Monic espera a que su hijo baje de la habitación. Le observa atentamente mientras abre la nevera, se sirve un vaso de leche, le da un rápido beso en la mejilla y se sienta en el taburete de la isla junto a ella.

—¿Has dormido bien? —Pregunta en tono condescendiente.

—Muy bien —Marcello entorna la mirada tímidamente, no puede ocultarle nada a su madre, es demasiado astuta.

Monic alza una perfecta ceja perfilada y le coge el rostro sin compasión, lo ladea de derecha a izquierda y luego lo coloca frente a ella. Se acerca para estudiar sus ojos con atención.

—Ni se te ocurra engañarme —le advierte  en tono serio.

Ella le suelta el rostro y abre el diario que descansa doblado al medio sobre la mesa. De su interior extrae un sobre marrón.

—Hay algo que deberías saber —le dice entregándole el sobre abierto por un lado.

—¿Qué es esto?

Esto es en lo que te estás metiendo. ¡Vamos! Échale un vistazo, te aseguro que no tiene desperdicio…

Marcello suspira fuerte. Su madre le presiona sin dejar de mirarle mientras lo abre y revisa su contenido poco a poco.

Su boca se destensa. Lee los papeles sin comprender, observa las escalofriantes fotografías y luego vuelve a mirar el rosto impasible de su madre.

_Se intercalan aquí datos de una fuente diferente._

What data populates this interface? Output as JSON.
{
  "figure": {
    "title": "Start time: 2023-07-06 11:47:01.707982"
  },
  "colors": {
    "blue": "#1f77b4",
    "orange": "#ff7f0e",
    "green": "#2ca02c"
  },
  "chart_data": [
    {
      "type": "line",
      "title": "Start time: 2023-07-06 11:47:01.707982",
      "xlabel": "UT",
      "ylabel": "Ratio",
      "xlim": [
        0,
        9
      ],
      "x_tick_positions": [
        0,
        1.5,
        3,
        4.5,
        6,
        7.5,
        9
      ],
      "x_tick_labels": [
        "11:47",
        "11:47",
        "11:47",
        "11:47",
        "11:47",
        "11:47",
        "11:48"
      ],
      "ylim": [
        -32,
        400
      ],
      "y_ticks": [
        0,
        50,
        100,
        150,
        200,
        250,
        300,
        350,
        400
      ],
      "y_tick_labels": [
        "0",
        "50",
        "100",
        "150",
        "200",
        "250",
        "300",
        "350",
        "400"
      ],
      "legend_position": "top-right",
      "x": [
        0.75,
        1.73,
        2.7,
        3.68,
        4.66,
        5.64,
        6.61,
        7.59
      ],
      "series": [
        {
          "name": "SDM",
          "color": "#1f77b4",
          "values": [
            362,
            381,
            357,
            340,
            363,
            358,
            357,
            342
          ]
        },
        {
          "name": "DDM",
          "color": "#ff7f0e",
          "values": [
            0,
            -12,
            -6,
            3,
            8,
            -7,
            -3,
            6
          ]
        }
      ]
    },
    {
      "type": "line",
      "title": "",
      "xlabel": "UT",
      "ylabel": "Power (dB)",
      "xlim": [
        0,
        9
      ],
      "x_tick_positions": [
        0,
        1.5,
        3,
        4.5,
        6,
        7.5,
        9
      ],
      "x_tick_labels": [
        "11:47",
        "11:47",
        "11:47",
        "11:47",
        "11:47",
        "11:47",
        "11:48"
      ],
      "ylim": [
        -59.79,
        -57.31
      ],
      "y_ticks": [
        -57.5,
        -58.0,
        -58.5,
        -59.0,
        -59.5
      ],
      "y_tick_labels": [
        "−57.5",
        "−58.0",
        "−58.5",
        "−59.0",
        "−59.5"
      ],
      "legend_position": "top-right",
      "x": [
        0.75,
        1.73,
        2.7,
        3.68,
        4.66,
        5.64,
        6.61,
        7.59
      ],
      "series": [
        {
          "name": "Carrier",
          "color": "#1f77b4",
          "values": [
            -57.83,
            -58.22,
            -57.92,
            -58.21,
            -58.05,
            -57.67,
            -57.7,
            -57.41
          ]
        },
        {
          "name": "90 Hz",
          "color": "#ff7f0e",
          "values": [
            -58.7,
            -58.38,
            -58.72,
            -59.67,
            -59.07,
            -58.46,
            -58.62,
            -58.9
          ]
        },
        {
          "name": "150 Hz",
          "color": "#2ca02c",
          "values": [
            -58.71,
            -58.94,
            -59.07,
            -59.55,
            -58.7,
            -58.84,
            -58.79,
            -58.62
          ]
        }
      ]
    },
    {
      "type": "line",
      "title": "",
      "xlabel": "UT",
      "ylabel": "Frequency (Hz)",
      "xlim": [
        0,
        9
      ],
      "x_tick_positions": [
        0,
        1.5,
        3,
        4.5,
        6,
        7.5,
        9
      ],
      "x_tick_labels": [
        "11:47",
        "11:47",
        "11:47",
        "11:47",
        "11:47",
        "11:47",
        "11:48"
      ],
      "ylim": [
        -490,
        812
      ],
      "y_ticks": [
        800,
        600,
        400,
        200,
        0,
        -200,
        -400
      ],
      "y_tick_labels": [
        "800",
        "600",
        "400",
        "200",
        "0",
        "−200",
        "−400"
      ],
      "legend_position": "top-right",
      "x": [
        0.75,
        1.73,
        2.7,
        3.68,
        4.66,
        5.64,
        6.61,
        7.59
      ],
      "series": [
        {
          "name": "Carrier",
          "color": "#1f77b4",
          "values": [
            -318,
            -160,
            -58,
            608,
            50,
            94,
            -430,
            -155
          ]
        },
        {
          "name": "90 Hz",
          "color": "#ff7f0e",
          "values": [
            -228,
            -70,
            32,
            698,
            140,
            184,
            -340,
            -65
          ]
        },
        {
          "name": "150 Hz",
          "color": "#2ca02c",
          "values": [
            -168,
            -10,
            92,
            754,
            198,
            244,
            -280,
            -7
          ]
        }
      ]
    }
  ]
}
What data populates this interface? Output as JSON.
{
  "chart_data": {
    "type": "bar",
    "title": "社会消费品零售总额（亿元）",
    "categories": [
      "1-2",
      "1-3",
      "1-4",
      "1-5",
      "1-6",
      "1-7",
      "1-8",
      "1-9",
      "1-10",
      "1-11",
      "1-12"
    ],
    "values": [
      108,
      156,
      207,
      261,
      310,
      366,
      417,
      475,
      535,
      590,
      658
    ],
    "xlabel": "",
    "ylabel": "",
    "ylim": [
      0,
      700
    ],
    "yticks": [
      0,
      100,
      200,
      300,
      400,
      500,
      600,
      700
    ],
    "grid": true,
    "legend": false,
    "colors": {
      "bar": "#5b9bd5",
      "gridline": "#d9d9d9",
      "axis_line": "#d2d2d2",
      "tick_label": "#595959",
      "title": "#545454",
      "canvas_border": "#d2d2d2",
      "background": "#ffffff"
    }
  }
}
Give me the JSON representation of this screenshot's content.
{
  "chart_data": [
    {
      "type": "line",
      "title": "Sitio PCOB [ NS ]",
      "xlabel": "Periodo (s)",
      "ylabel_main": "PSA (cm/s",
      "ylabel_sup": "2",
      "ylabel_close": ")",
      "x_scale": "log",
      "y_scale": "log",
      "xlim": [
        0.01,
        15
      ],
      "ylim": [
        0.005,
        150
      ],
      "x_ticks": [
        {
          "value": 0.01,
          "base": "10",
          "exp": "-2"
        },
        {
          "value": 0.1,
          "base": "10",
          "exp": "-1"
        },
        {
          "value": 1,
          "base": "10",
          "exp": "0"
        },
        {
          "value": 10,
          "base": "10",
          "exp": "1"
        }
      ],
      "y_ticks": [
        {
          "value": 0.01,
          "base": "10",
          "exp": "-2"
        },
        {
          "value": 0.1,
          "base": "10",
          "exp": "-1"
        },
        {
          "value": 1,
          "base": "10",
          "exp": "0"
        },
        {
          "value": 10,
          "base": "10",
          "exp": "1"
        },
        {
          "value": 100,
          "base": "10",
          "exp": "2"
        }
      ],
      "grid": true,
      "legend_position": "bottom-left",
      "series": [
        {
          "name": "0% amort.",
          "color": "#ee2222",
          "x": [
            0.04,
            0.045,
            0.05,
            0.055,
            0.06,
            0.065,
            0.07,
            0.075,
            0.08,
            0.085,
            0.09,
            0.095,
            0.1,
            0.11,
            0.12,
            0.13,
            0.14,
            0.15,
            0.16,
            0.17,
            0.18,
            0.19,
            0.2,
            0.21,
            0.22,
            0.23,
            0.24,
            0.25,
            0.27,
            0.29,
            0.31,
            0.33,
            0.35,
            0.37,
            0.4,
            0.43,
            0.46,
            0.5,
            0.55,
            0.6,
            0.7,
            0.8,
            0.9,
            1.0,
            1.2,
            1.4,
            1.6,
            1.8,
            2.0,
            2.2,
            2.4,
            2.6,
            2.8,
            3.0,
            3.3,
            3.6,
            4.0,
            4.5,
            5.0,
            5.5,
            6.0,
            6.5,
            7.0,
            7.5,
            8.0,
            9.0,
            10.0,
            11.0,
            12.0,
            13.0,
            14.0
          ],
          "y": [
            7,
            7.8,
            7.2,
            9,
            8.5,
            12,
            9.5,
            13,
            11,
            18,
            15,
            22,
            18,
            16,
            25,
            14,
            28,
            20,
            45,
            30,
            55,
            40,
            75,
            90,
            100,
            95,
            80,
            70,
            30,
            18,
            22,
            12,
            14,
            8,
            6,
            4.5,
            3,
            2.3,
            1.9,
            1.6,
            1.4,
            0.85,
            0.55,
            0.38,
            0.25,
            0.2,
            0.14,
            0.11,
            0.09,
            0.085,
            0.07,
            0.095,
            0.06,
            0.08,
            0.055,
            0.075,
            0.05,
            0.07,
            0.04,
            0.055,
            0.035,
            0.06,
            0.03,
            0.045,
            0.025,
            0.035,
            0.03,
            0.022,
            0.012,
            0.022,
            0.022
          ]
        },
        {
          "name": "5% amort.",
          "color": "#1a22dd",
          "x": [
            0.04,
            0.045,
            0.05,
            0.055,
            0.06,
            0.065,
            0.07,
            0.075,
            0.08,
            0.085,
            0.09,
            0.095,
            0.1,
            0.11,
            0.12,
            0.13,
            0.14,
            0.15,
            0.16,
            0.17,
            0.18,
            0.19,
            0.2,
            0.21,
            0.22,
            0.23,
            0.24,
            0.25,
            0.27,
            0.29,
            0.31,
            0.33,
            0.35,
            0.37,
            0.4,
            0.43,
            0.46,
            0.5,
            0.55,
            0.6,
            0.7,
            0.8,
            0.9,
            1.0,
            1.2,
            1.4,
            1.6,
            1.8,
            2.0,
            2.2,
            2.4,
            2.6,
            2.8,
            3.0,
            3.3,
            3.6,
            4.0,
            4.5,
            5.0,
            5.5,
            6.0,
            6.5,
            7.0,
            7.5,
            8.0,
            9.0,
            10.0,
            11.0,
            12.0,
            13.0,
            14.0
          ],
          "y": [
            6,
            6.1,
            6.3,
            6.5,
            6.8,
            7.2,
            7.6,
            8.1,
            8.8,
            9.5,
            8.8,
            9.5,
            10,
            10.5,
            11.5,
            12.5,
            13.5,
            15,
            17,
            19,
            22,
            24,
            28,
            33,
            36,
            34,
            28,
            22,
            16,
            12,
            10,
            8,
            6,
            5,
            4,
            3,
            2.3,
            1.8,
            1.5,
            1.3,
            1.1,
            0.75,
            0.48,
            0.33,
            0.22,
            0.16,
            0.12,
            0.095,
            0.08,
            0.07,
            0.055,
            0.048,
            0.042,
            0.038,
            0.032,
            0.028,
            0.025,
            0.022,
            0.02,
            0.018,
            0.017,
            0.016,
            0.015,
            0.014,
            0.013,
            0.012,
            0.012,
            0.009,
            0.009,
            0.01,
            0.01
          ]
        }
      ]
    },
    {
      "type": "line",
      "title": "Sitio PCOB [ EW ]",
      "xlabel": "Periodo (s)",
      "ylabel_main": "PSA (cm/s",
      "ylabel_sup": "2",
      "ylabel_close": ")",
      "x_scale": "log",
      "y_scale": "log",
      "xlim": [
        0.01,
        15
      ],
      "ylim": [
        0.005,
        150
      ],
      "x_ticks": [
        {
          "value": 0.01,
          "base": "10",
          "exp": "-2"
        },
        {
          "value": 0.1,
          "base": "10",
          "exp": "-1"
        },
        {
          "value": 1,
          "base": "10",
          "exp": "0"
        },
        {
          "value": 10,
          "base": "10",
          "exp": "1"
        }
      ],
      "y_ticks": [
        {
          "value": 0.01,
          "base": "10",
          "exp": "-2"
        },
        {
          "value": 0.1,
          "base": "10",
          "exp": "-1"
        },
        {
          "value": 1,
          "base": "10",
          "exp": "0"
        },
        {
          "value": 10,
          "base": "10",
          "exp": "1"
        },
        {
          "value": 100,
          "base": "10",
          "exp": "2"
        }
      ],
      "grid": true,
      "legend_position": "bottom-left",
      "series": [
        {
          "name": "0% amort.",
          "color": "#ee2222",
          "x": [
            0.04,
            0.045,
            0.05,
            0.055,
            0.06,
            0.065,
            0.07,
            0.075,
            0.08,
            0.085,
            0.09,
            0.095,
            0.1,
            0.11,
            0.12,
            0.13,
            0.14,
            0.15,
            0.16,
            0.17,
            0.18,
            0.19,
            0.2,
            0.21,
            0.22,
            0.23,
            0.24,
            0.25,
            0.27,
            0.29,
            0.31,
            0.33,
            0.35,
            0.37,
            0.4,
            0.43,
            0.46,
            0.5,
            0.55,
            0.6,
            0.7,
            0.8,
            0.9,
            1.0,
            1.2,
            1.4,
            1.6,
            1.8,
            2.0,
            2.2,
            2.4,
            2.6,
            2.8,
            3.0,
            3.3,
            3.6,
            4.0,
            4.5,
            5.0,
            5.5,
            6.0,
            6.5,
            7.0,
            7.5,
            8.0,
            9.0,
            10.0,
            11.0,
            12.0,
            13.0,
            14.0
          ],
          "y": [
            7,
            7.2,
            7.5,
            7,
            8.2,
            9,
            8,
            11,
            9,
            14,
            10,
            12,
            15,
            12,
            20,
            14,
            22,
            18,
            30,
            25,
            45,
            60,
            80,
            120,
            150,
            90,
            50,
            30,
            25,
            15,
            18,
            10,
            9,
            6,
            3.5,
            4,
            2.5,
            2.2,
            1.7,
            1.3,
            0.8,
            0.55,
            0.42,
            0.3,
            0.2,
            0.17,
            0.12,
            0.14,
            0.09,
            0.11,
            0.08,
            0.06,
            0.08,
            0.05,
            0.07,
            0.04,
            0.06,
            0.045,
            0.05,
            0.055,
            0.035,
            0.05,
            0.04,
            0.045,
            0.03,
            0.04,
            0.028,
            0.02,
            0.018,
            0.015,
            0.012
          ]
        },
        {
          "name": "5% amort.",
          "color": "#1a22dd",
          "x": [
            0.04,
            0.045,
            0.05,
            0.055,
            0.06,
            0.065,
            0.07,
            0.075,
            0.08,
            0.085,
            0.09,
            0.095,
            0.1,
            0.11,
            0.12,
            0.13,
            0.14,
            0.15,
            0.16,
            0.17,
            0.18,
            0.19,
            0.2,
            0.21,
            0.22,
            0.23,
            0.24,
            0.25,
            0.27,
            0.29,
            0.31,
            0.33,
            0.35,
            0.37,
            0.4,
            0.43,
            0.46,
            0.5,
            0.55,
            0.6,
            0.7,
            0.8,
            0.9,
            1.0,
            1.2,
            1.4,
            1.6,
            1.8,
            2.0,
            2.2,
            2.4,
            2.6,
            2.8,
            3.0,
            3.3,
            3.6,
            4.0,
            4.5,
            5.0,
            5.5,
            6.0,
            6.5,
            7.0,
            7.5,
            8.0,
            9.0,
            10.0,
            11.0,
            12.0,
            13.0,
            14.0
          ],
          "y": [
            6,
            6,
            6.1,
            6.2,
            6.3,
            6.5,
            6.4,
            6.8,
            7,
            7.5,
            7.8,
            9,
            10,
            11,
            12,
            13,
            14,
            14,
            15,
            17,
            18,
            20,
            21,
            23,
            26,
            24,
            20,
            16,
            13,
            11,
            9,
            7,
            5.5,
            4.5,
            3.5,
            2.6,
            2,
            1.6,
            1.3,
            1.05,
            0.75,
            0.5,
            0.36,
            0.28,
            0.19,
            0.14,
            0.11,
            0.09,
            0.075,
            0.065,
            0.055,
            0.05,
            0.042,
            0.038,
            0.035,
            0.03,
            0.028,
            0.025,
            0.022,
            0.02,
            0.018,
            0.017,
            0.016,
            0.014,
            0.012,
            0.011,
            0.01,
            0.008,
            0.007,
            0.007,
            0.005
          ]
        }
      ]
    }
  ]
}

—¿Qué es todo esto? —Pregunta dominado por la confusión.

—Sigue mirando, tómate tu tiempo.

Marcello regresa a los papeles, les da la vuelta, vuelve a leer las palabras subrayadas en negrita sin dar crédito, hasta que al final, llega al nombre al que pertenece ese informe: Ingrid Montero Villa.

—¿Esto es… cierto?

—Me temo que sí —responde Monic con entereza—. Ahora que lo sabes, piensa bien lo que estás haciendo, aunque me temo que sería más prudente que no te metieras en esto. Alguien puede salir herido.

—Pero… Yo creí que… No sabía que él estaba en la cárcel por eso… me resulta tan… —Se sujeta la cabeza con desesperación mientras regresa a las fotografía, en todas aparece la misma niña, desnutrida y pálida, repleta de arañazos, moratones y cicatrices. Marcello no entiende por qué hay tanta sangre en su cuerpo. Es incapaz de comprender como un padre puede hacer eso a su propia hija— Esto no… –suspira—, no sé qué decir, me he quedado sin palabras.

—Ahora que lo sabes todo ¿qué vas a hacer?

—¿A qué te refieres?

—Supongo que vas a poner más distancia entre ambos —su madre le contempla desafiante.

—¿Por qué debería hacer eso? Ella es inocente. Además, prácticamente ni nos vemos.

—Eso no lo sé –su madre le contempla escéptica–. ¿Estás seguro, Marcello? ¿Seguro que no hay nada más entre vosotros?

—¡Claro! —Se levanta enérgicamente del taburete— ¡Por Dios, mamá, solo es una chica! No es para nada lo que piensas, te lo aseguro. Ni siquiera me atrae.

Traga saliva. Sabe que esas últimas palabras no son del todo ciertas, pero de algo está completamente seguro: Ingrid no es el tipo de mujer por el que podría llegar a perder la cabeza.

—Eso espero –sentencia Monic levantándose de su silla.

Con movimientos elegantes se aleja de la cocina un poco más tranquila, convencida de que esa información hará que su hijo tome la decisión correcta.

Una vez a solas, Marcello traga saliva. Se sienta y vuelve a mirar los documentos. Un escalofrío le atraviesa el cuerpo mientras estudia esas imágenes que ahora despejan muchas de sus dudas. El corazón se le encoge, siente que se ahoga, la pena le asalta haciéndole flaquear; jamás imaginó que Ingrid pudiera esconder tantos secretos.